The realization hits him different this time. Not like anger or vindication. Like losing something so precious he can't even measure the weight of it.
He sits on the edge of the bed and tries to think. Where would she go. Who would she call. Her aunt in Connecticut? But Nora hadn't spoken to her family in years. They never approved of their marriage. They said she was marrying above her station. That it wouldn't last.
They were right and it's all his fault.
The front door slams open so hard the sound cracks through the penthouse like a gunshot.
Owen storms in. Victor's younger brother looks like he hasn't slept. His usually neat blond hair is messy. His eyes are red and wild. He's still wearing clothes from last night's gala, now wrinkled and disheveled.
"What did you do?" Owen's voice is ice.
"Owen, I can explain."
"Explain?" Owen strides toward him across the bedroom. "Explain what, Victor. How you humiliated your wife in front of five hundred people. How you called her a gold digger. How you ended your marriage on a microphone like some kind of reality TV drama."

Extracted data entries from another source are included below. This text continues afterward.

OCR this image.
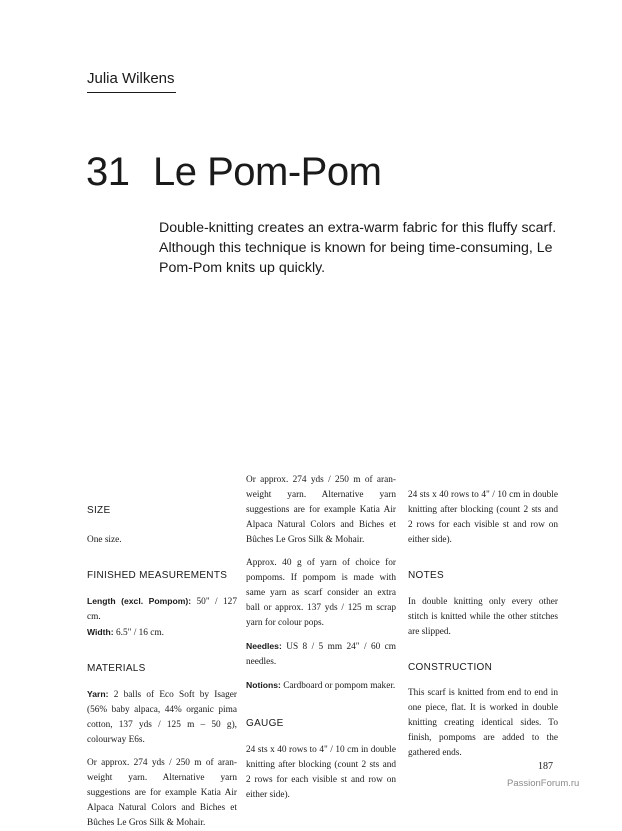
Julia Wilkens
31 Le Pom-Pom
Double-knitting creates an extra-warm fabric for this fluffy scarf. Although this technique is known for being time-consuming, Le Pom-Pom knits up quickly.

SIZE

One size.

FINISHED MEASUREMENTS

Length (excl. Pompom): 50" / 127 cm.

Width: 6.5" / 16 cm.

MATERIALS

Yarn: 2 balls of Eco Soft by Isager (56% baby alpaca, 44% organic pima cotton, 137 yds / 125 m – 50 g), colourway E6s.

Or approx. 274 yds / 250 m of aran-weight yarn. Alternative yarn suggestions are for example Katia Air Alpaca Natural Colors and Biches et Bûches Le Gros Silk & Mohair.

Or approx. 274 yds / 250 m of aran-weight yarn. Alternative yarn suggestions are for example Katia Air Alpaca Natural Colors and Biches et Bûches Le Gros Silk & Mohair.

Approx. 40 g of yarn of choice for pompoms. If pompom is made with same yarn as scarf consider an extra ball or approx. 137 yds / 125 m scrap yarn for colour pops.

Needles: US 8 / 5 mm 24" / 60 cm needles.

Notions: Cardboard or pompom maker.

GAUGE

24 sts x 40 rows to 4" / 10 cm in double knitting after blocking (count 2 sts and 2 rows for each visible st and row on either side).

24 sts x 40 rows to 4" / 10 cm in double knitting after blocking (count 2 sts and 2 rows for each visible st and row on either side).

NOTES

In double knitting only every other stitch is knitted while the other stitches are slipped.

CONSTRUCTION

This scarf is knitted from end to end in one piece, flat. It is worked in double knitting creating identical sides. To finish, pompoms are added to the gathered ends.

187
PassionForum.ru
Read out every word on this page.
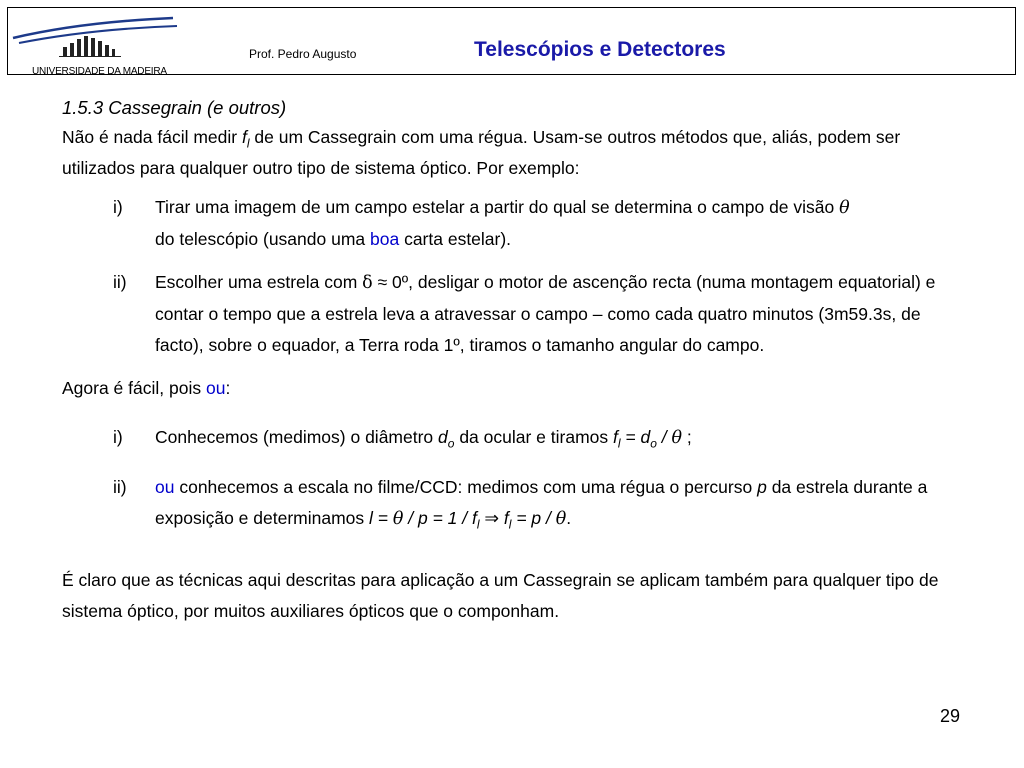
UNIVERSIDADE DA MADEIRA
Prof. Pedro Augusto	Telescópios e Detectores

1.5.3 Cassegrain (e outros)

Não é nada fácil medir $f_l$ de um Cassegrain com uma régua. Usam-se outros métodos que, aliás, podem ser utilizados para qualquer outro tipo de sistema óptico. Por exemplo:

i) Tirar uma imagem de um campo estelar a partir do qual se determina o campo de visão θ
do telescópio (usando uma boa carta estelar).
ii) Escolher uma estrela com δ ≈ 0º, desligar o motor de ascenção recta (numa montagem equatorial) e contar o tempo que a estrela leva a atravessar o campo – como cada quatro minutos (3m59.3s, de facto), sobre o equador, a Terra roda 1º, tiramos o tamanho angular do campo.

Agora é fácil, pois ou:

i) Conhecemos (medimos) o diâmetro $d_o$ da ocular e tiramos $f_l = d_o / \theta$ ;
ii) ou conhecemos a escala no filme/CCD: medimos com uma régua o percurso p da estrela durante a exposição e determinamos $l = \theta / p = 1 / f_l$ ⇒ $f_l = p / \theta$.

É claro que as técnicas aqui descritas para aplicação a um Cassegrain se aplicam também para qualquer tipo de sistema óptico, por muitos auxiliares ópticos que o componham.

29
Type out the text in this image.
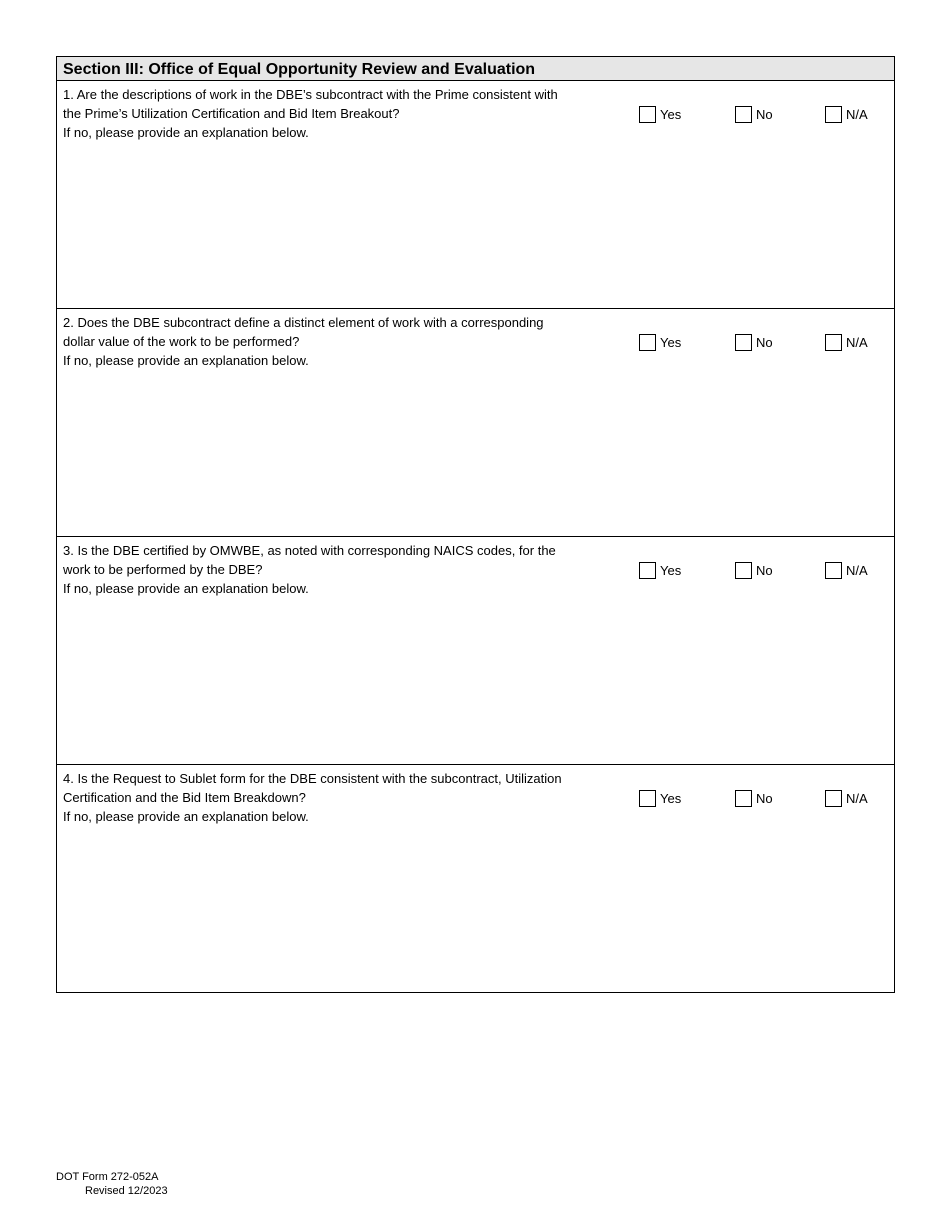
Section III: Office of Equal Opportunity Review and Evaluation
1. Are the descriptions of work in the DBE’s subcontract with the Prime consistent with
the Prime’s Utilization Certification and Bid Item Breakout?
If no, please provide an explanation below.
Yes	No	N/A
2. Does the DBE subcontract define a distinct element of work with a corresponding
dollar value of the work to be performed?
If no, please provide an explanation below.
Yes	No	N/A
3. Is the DBE certified by OMWBE, as noted with corresponding NAICS codes, for the
work to be performed by the DBE?
If no, please provide an explanation below.
Yes	No	N/A
4. Is the Request to Sublet form for the DBE consistent with the subcontract, Utilization
Certification and the Bid Item Breakdown?
If no, please provide an explanation below.
Yes	No	N/A
DOT Form 272-052A
Revised 12/2023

"She married me for money."
"No." Owen's voice shakes with rage. "She didn't. And you know that. Everyone knows that. Nora gave up her entire life to be with you. She left her job to be Mrs. Kane. She smiled through Mother's cruelty. She defended you when people said you were cold. She loved you when you didn't even know how to love her back."
"Owen."
"Don't." Owen's hand comes up and he punches Victor square in the jaw.
The impact sends Victor backward. His vision blurs. He tastes blood. He doesn't try to defend himself. Doesn't try to hit back. He deserves this.

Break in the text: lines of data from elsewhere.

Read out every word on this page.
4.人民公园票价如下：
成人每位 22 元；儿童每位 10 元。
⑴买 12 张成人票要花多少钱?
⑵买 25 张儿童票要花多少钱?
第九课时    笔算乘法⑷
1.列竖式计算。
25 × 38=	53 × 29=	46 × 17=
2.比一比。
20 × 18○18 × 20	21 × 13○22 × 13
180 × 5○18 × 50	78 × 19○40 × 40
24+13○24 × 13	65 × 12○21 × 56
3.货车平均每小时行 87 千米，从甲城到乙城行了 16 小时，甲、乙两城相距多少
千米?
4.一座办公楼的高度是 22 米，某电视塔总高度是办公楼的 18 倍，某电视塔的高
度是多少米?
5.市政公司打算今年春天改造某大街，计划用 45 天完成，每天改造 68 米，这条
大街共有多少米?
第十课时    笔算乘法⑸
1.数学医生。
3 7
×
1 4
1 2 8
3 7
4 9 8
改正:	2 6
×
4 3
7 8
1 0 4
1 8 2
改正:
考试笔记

"I watched her face last night," Owen says, his voice shaking. "The moment you said those words, I watched her understand that the man she loved didn't love her. That you never believed her. That you'd rather listen to Mother's poison than trust your own wife."
Victor wipes blood from his mouth. "I know. I know what I did."
"Do you?" Owen looks at him like he's a stranger. Like his own brother is someone he's never seen before. "Because right now you're sitting here in your expensive penthouse and she's gone, Victor. She's actually gone. And I don't think she's coming back."
Owen turns to leave.
"Wait," Victor calls out. "Help me find her. Please. I need to apologize. I need to explain."
Owen stops at the doorway. Doesn't turn around. "You had three years to do that, Victor. Every time Mother made a cruel comment, you should have defended her. Every time she felt small in this world, you should have made her feel like a queen. Every single moment of the last three years you should have been choosing her. But you didn't. You chose Mother's approval over your wife's heart."
Then he's gone.
Victor is alone again in the penthouse. In the space that's supposed to be his home but suddenly feels like a museum of his own failures.
He walks through the apartment like a ghost. Through the living room where they used to sit together at night. Through the kitchen where Nora always made his coffee the way he liked it. Through the hallway lined with photos of them together, her face bright and smiling in almost every single one.
He stops in the kitchen.
On the marble counter, in the place where Nora always left him notes, is her wedding ring.
Just the ring. The platinum band with the diamond solitaire he chose. The ring she wore for three years. Now sitting alone on the cold stone like a tiny accusation.
Victor picks it up. The metal is warm, like she just took it off. Like she's still here somewhere.
His hands shake so badly he almost drops it.
The ring means something. It means it's final. She didn't just leave. She left on purpose. She took off the thing that meant she belonged to him and she left it like a message.
I'm not yours anymore.
And the worst part, the part that makes Victor's knees actually buckle, is that he understands. After everything he said. After everything he did. He understands perfectly why she left.
The question is whether she's ever coming back.
And if she does, whether he could ever earn the right to ask her to.